(8) The Conversion of Saul
The church in Jerusalem entered a time of trial after Stephen’s death, but what do you think was happening elsewhere? Were there believers outside Jerusalem? Were there believers outside Israel? Were there believers outside Judaism even?
Today we’re going to look at one rather strident unbeliever, and a miracle that, at least in some people’s eyes, surpassed all the healings performed by apostles to date. Before reading on, what do we remember of Saul’s story? Where does his conversion take place—nearer Jerusalem? Nearer Damascus? And where is Damascus anyway?
1. Jerusalem: What do we know about Saul, prior to his conversion?
a. Read Acts 7:58. Is it significant that Saul does not take part in the stoning of Stephen?
b. Read Acts 8:3. How is Saul’s behavior different from stoning someone? What does this tell us about Saul?
c. Read Acts 9:1-2. By this point, Peter and John have traveled through Samaria and returned. In spite of all Saul’s efforts, the faith is spreading. Why does Saul need a letter? And what does he plan to do to any Christians he finds?
2. Damascus Road: I’d always imagined Saul still had a long way to travel to get to Damascus. Did you remember that Saul’s conversion took place just outside the city?
a. Read Acts 9:3-9 Where does Jesus appear to Saul?
b. How does Jesus appear to Saul?
c. Where does Saul go after seeing the Lord?
d. What do you suppose he did for three days? Read verse 19
e. Have you ever gone from a mountain-top experience to a period of waiting? What might we learn from waiting on the Lord like this? And how should we spend our times of waiting?
3. Damascus: What do you suppose Ananias was doing before God spoke to him?
a. Read Acts 9:10-16 Did Ananias know trouble was brewing?
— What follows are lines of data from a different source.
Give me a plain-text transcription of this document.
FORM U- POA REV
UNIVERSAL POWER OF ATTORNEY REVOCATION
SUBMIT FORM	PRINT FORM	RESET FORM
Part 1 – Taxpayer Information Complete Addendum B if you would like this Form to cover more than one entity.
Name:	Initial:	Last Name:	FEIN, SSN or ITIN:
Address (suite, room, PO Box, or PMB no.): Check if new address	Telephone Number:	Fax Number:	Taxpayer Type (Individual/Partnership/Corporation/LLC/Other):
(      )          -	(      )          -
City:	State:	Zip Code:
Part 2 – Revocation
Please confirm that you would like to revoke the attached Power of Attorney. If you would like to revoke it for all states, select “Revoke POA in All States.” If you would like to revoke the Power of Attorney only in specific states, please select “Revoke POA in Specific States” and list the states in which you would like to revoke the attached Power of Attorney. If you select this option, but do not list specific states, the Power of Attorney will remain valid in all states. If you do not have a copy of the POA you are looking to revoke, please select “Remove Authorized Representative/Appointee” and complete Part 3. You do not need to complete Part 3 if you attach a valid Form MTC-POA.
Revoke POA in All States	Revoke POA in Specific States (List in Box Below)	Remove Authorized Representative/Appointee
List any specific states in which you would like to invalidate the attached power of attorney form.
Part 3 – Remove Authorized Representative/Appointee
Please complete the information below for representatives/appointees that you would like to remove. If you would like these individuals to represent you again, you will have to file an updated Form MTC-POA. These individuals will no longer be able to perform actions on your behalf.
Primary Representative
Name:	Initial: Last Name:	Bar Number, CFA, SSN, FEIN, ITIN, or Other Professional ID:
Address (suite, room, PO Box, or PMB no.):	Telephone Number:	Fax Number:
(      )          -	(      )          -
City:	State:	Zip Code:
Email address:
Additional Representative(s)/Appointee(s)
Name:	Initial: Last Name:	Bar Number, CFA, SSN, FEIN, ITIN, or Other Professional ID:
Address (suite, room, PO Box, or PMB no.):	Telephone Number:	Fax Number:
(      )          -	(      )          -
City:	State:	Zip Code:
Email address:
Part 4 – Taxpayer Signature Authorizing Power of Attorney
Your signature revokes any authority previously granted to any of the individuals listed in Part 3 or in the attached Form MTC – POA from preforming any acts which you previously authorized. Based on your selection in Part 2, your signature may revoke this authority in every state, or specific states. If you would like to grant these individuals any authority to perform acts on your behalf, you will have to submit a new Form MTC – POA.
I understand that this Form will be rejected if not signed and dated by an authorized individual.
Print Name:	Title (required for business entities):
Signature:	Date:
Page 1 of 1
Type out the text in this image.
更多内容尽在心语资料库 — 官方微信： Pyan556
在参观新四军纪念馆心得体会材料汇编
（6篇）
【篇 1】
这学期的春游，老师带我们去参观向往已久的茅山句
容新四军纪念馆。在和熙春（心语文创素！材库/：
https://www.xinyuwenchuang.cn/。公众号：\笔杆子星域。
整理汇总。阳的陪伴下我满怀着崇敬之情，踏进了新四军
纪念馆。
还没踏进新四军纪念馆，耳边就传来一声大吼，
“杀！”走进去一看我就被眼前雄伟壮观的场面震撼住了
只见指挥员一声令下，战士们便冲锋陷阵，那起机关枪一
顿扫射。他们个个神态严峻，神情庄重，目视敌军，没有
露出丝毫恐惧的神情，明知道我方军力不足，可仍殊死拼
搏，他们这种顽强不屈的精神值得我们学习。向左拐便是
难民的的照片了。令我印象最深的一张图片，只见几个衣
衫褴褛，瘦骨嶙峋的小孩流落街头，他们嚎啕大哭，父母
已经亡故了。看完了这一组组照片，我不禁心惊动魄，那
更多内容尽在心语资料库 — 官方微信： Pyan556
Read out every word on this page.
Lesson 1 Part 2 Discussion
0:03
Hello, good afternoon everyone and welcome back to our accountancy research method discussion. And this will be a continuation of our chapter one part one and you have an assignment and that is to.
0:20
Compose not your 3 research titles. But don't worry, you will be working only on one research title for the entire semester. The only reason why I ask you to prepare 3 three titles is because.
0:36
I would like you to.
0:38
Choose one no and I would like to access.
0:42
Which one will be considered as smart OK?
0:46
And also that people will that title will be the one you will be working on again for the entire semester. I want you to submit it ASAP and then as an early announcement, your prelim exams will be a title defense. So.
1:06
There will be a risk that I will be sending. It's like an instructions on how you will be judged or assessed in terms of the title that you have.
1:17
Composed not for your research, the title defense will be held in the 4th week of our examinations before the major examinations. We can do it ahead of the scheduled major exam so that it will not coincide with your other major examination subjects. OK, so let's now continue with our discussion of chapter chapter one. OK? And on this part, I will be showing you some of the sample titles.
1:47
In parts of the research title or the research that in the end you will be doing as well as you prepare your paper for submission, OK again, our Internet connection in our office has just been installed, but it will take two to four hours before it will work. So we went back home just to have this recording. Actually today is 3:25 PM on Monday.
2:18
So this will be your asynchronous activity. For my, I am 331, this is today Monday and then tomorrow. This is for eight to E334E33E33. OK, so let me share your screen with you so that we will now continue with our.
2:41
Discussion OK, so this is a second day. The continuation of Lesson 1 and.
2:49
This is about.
What might the Christians of Damascus have been thinking at this time?
b. Ananias is told beforehand that he’s going to be an answer to prayer. Have you had experiences where someone is clearly an answer to prayer? What about where you have been greeted as an answer to prayer? How does that make you feel?
c. Read Acts 9:17-19 How does Ananias address Saul? How easily do we view fellow Christians (perhaps ones with different views to our own) as brothers and sisters?
d. What does Saul do after he regains his sight? The next verse starts with immediately, but most traditions assume there was a gap between these events.
4. Damascus Road again: What effect does Saul have on the Christians in Damascus?
a. Read Acts 9:20-22 In what sense could Saul “prove” anything about Jesus? He’s going to become a great logical, well-learned preacher, but what does his witness begin with?
b. How long do you think Saul stayed in Damascus?
c. Read Acts 9:23-25 Have you ever wondered about that basket? (Joshua 2:15 and 1 Samuel 19:12 might involve similar baskets)
d. Isn’t running away a form of cowardice? (Read Matthew 10:23)
5. Jerusalem again: Was Saul accepted, rejected, or both when he returned to Jerusalem?
a. Read Acts 9:26-30 Is it easier to believe in a miracle of healing or a miracle of conversion? And do leopards change their spots?
b. Who is Barnabas? (Read Acts 4:36, 14:14)
c. What dispute might Saul have had with the Hellenists? Why might they want to kill him?
d. Where are Caesarea and Tarsus? And why would Saul go there?
Why do we think Saul came from Tarsus, and what do we know about his family?
1. Acts 22:3 Born in Tarsus, educated in Jerusalem
2. Philippians 3:5 tribe of Benjamin, circumcised, Pharisee
3. Acts 23:16, has a sister and a nephew in Jerusalem
4. Romans 16:13 mother and brother, Rufus, in Rome
5. Romans 16:7 Andronicus and Junia may be relatives in Rome – they were converted before Saul was
6. Acts 18:2-3 tentmaker
How does Saul describe his conversion in later accounts?
1. Galatians 1:13-20 suggests he traveled to Arabia (maybe to Mount Sinai) before preaching in Damascus and escaping to Jerusalem three years later. What is emphasized in this account?
2. 1 Corinthians 15:6-8 What’s emphasized here?
3. Acts 22:6-21 describes his conversion in a speech to people of Jerusalem. What emphasis does Paul give this time? (Acts 22:9 is often translated as not hearing, rather than not understanding. And Acts 9:7 might be sound or voice.)
4. Acts 26:12-18 is a speech given to King Agrippa, a Roman ruler, with a different emphasis again.